The Zipf law serves as a basis for calculation. The value of the frequency class is calculated using the logarithm to base 2 of the quotient of the word to be examined and the word that occurs most frequently.
The Gaussian bracket rounds the intermediate result down to a whole number. Together with the added value 0.5, the Gaussian bracket leads to the value of the logarithm being rounded up or down to the nearest whole number (0.5 is rounded up to 1).
The frequency class calculated in this way is an integer that expresses how many times more frequently the most frequent word occurs in the analyzed data than the examined word. The most common word itself belongs to frequency class 0, and i. A. It is the only representative of this class. Words that occur about times as often as this are placed in the frequency class. This means that the smaller its frequency class, the more frequently a word occurs.

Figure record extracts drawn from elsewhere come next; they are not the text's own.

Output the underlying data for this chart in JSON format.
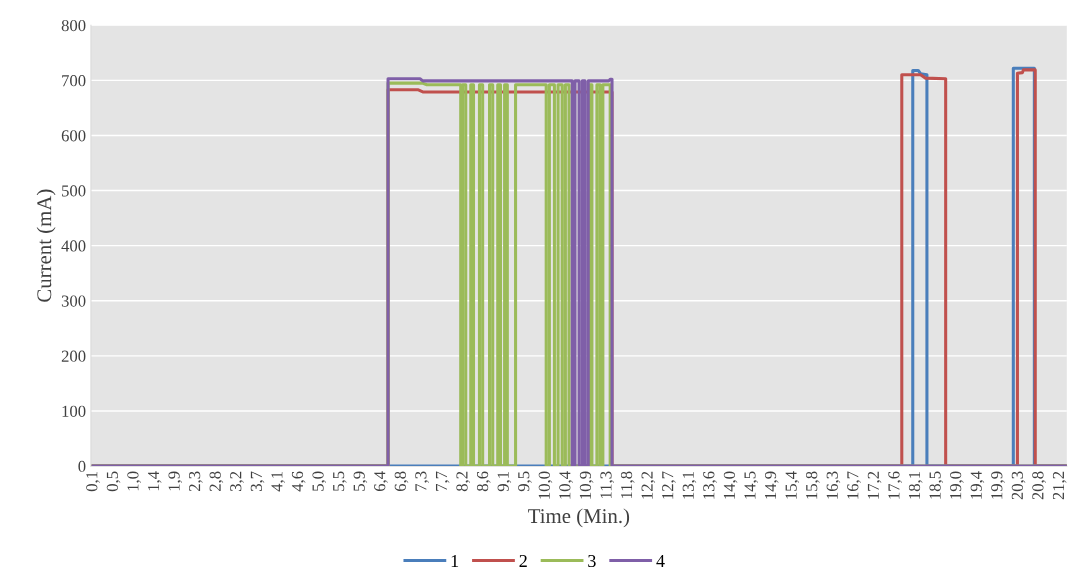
{
  "chart_data": {
    "type": "line",
    "xlabel": "Time (Min.)",
    "ylabel": "Current (mA)",
    "xlim": [
      0.05,
      21.4
    ],
    "ylim": [
      0,
      800
    ],
    "yticks": [
      0,
      100,
      200,
      300,
      400,
      500,
      600,
      700,
      800
    ],
    "xticks": [
      {
        "value": 0.1,
        "label": "0,1"
      },
      {
        "value": 0.55,
        "label": "0,5"
      },
      {
        "value": 1.0,
        "label": "1,0"
      },
      {
        "value": 1.45,
        "label": "1,4"
      },
      {
        "value": 1.9,
        "label": "1,9"
      },
      {
        "value": 2.35,
        "label": "2,3"
      },
      {
        "value": 2.8,
        "label": "2,8"
      },
      {
        "value": 3.25,
        "label": "3,2"
      },
      {
        "value": 3.7,
        "label": "3,7"
      },
      {
        "value": 4.15,
        "label": "4,1"
      },
      {
        "value": 4.6,
        "label": "4,6"
      },
      {
        "value": 5.05,
        "label": "5,0"
      },
      {
        "value": 5.5,
        "label": "5,5"
      },
      {
        "value": 5.95,
        "label": "5,9"
      },
      {
        "value": 6.4,
        "label": "6,4"
      },
      {
        "value": 6.85,
        "label": "6,8"
      },
      {
        "value": 7.3,
        "label": "7,3"
      },
      {
        "value": 7.75,
        "label": "7,7"
      },
      {
        "value": 8.2,
        "label": "8,2"
      },
      {
        "value": 8.65,
        "label": "8,6"
      },
      {
        "value": 9.1,
        "label": "9,1"
      },
      {
        "value": 9.55,
        "label": "9,5"
      },
      {
        "value": 10.0,
        "label": "10,0"
      },
      {
        "value": 10.45,
        "label": "10,4"
      },
      {
        "value": 10.9,
        "label": "10,9"
      },
      {
        "value": 11.35,
        "label": "11,3"
      },
      {
        "value": 11.8,
        "label": "11,8"
      },
      {
        "value": 12.25,
        "label": "12,2"
      },
      {
        "value": 12.7,
        "label": "12,7"
      },
      {
        "value": 13.15,
        "label": "13,1"
      },
      {
        "value": 13.6,
        "label": "13,6"
      },
      {
        "value": 14.05,
        "label": "14,0"
      },
      {
        "value": 14.5,
        "label": "14,5"
      },
      {
        "value": 14.95,
        "label": "14,9"
      },
      {
        "value": 15.4,
        "label": "15,4"
      },
      {
        "value": 15.85,
        "label": "15,8"
      },
      {
        "value": 16.3,
        "label": "16,3"
      },
      {
        "value": 16.75,
        "label": "16,7"
      },
      {
        "value": 17.2,
        "label": "17,2"
      },
      {
        "value": 17.65,
        "label": "17,6"
      },
      {
        "value": 18.1,
        "label": "18,1"
      },
      {
        "value": 18.55,
        "label": "18,5"
      },
      {
        "value": 19.0,
        "label": "19,0"
      },
      {
        "value": 19.45,
        "label": "19,4"
      },
      {
        "value": 19.9,
        "label": "19,9"
      },
      {
        "value": 20.35,
        "label": "20,3"
      },
      {
        "value": 20.8,
        "label": "20,8"
      },
      {
        "value": 21.25,
        "label": "21,2"
      }
    ],
    "grid": "y",
    "legend": "bottom",
    "line_style": "solid",
    "series": [
      {
        "name": "1",
        "color": "#4a7ebb",
        "x": [
          0.1,
          18.03,
          18.03,
          18.15,
          18.2,
          18.34,
          18.34,
          20.23,
          20.23,
          20.69,
          20.69,
          21.4
        ],
        "values": [
          0,
          0,
          718,
          718,
          712,
          710,
          0,
          0,
          722,
          722,
          0,
          0
        ]
      },
      {
        "name": "2",
        "color": "#c0504d",
        "x": [
          0.1,
          6.55,
          6.55,
          7.2,
          7.31,
          11.45,
          11.45,
          17.79,
          17.79,
          18.2,
          18.31,
          18.75,
          18.75,
          20.32,
          20.32,
          20.43,
          20.45,
          20.71,
          20.71,
          21.4
        ],
        "values": [
          0,
          0,
          683,
          683,
          679,
          679,
          0,
          0,
          710,
          710,
          704,
          703,
          0,
          0,
          713,
          714,
          719,
          719,
          0,
          0
        ]
      },
      {
        "name": "3",
        "color": "#9bbb59",
        "x": [
          0.1,
          6.55,
          6.55,
          7.3,
          7.4,
          8.14,
          8.14,
          8.18,
          8.18,
          8.25,
          8.25,
          8.36,
          8.36,
          8.42,
          8.42,
          8.55,
          8.55,
          8.62,
          8.62,
          8.77,
          8.77,
          8.84,
          8.84,
          8.95,
          8.95,
          9.01,
          9.01,
          9.1,
          9.1,
          9.16,
          9.16,
          9.34,
          9.34,
          10.01,
          10.01,
          10.08,
          10.08,
          10.19,
          10.19,
          10.27,
          10.27,
          10.36,
          10.36,
          10.43,
          10.43,
          10.51,
          10.51,
          10.95,
          10.95,
          11.01,
          11.01,
          11.12,
          11.12,
          11.19,
          11.19,
          11.25,
          11.25,
          11.41,
          11.41,
          21.4
        ],
        "values": [
          0,
          0,
          695,
          695,
          692,
          692,
          0,
          0,
          692,
          692,
          0,
          0,
          692,
          692,
          0,
          0,
          692,
          692,
          0,
          0,
          692,
          692,
          0,
          0,
          692,
          692,
          0,
          0,
          692,
          692,
          0,
          0,
          692,
          692,
          0,
          0,
          692,
          692,
          0,
          0,
          692,
          692,
          0,
          0,
          692,
          692,
          0,
          0,
          692,
          692,
          0,
          0,
          692,
          692,
          0,
          0,
          692,
          692,
          0,
          0
        ]
      },
      {
        "name": "4",
        "color": "#7f5fa8",
        "x": [
          0.1,
          6.55,
          6.55,
          7.25,
          7.31,
          10.58,
          10.58,
          10.64,
          10.64,
          10.73,
          10.73,
          10.8,
          10.8,
          10.86,
          10.86,
          10.93,
          10.93,
          11.38,
          11.41,
          11.45,
          11.45,
          21.4
        ],
        "values": [
          0,
          0,
          703,
          703,
          699,
          699,
          0,
          0,
          699,
          699,
          0,
          0,
          699,
          699,
          0,
          0,
          699,
          699,
          702,
          702,
          0,
          0
        ]
      }
    ]
  }
}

Size of the frequency classes, rank
According to Zipf's law, one expects that the class contains around words ( types ) and that the sum of their occurrences ( tokens ) is roughly the same in each class, although this approximation is the least accurate for the top and bottom classes. In particular, according to Zipf's law, one expects for each corpus that approximately half of all words (types) appear only once.

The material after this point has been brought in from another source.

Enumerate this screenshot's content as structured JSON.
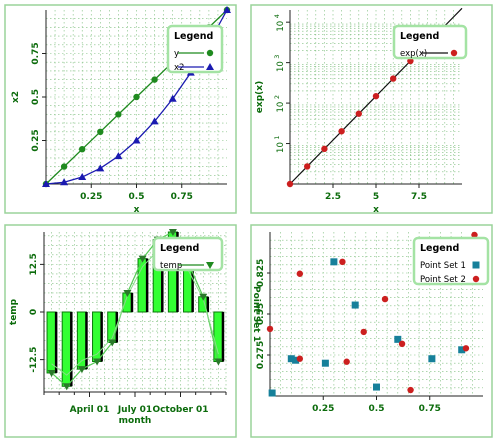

The first estimate from Zipf's law is that class 0 contains about 1 word, class 1 about 2 words, class 9 about 512 words, etc. In all classes up to and including class 9 there are about 1000 words . The following frequency class 10 thus includes around 1000 words with a frequency of around 1000 to 2000; however, these are only rough guide values.
Word forms and lexemes
Frequency classes can be viewed on two linguistic levels: for a single word form (as shown above) or for an entire lexeme with its various word forms. The most frequently occurring word, the frequency of which is used as a benchmark when calculating the frequency class, should be determined on the same linguistic level: In written German , the most common word form is the word der and the most common lexeme is the specific article (with the inflected forms of the , die , das , des , dem , den ).
See also
literature
- Helmut Meier: Deutsche Sprachstatistik , 2nd edition, Olms, Hildesheim 1978, ISBN 9783487007359 .
Web links
- http://wortschatz.informatik.uni-leipzig.de - vocabulary lexicon of the University of Leipzig based on German sources with an indication of the frequency class
- DeReWo - corpus -based basic / word form lists of the Institute for German Language with indication of the frequency class
- Online calculator for frequency classes
Individual evidence
- ↑ This is more or less in line with practice: According to studies by the University of Leipzig, class 9 is assigned a log (number of words in HKL 9) of around 6.5, so there should be around 700 words in this class, see graphic 'Number of words in the frequency classes' ( Memento of the original from March 5, 2016 in the Internet Archive ) Info: The archive link was inserted automatically and has not yet been checked. Please check the original and archive link according to the instructions and then remove this notice. to FAQ on vocabulary, University of Leipzig ( memento of the original from November 12, 2015 in the Internet Archive ) Info: The archive link was automatically inserted and not yet checked. Please check the original and archive link according to the instructions and then remove this notice. .
- ↑ Can be used e.g. B. to better interpret the information from the frequency queries.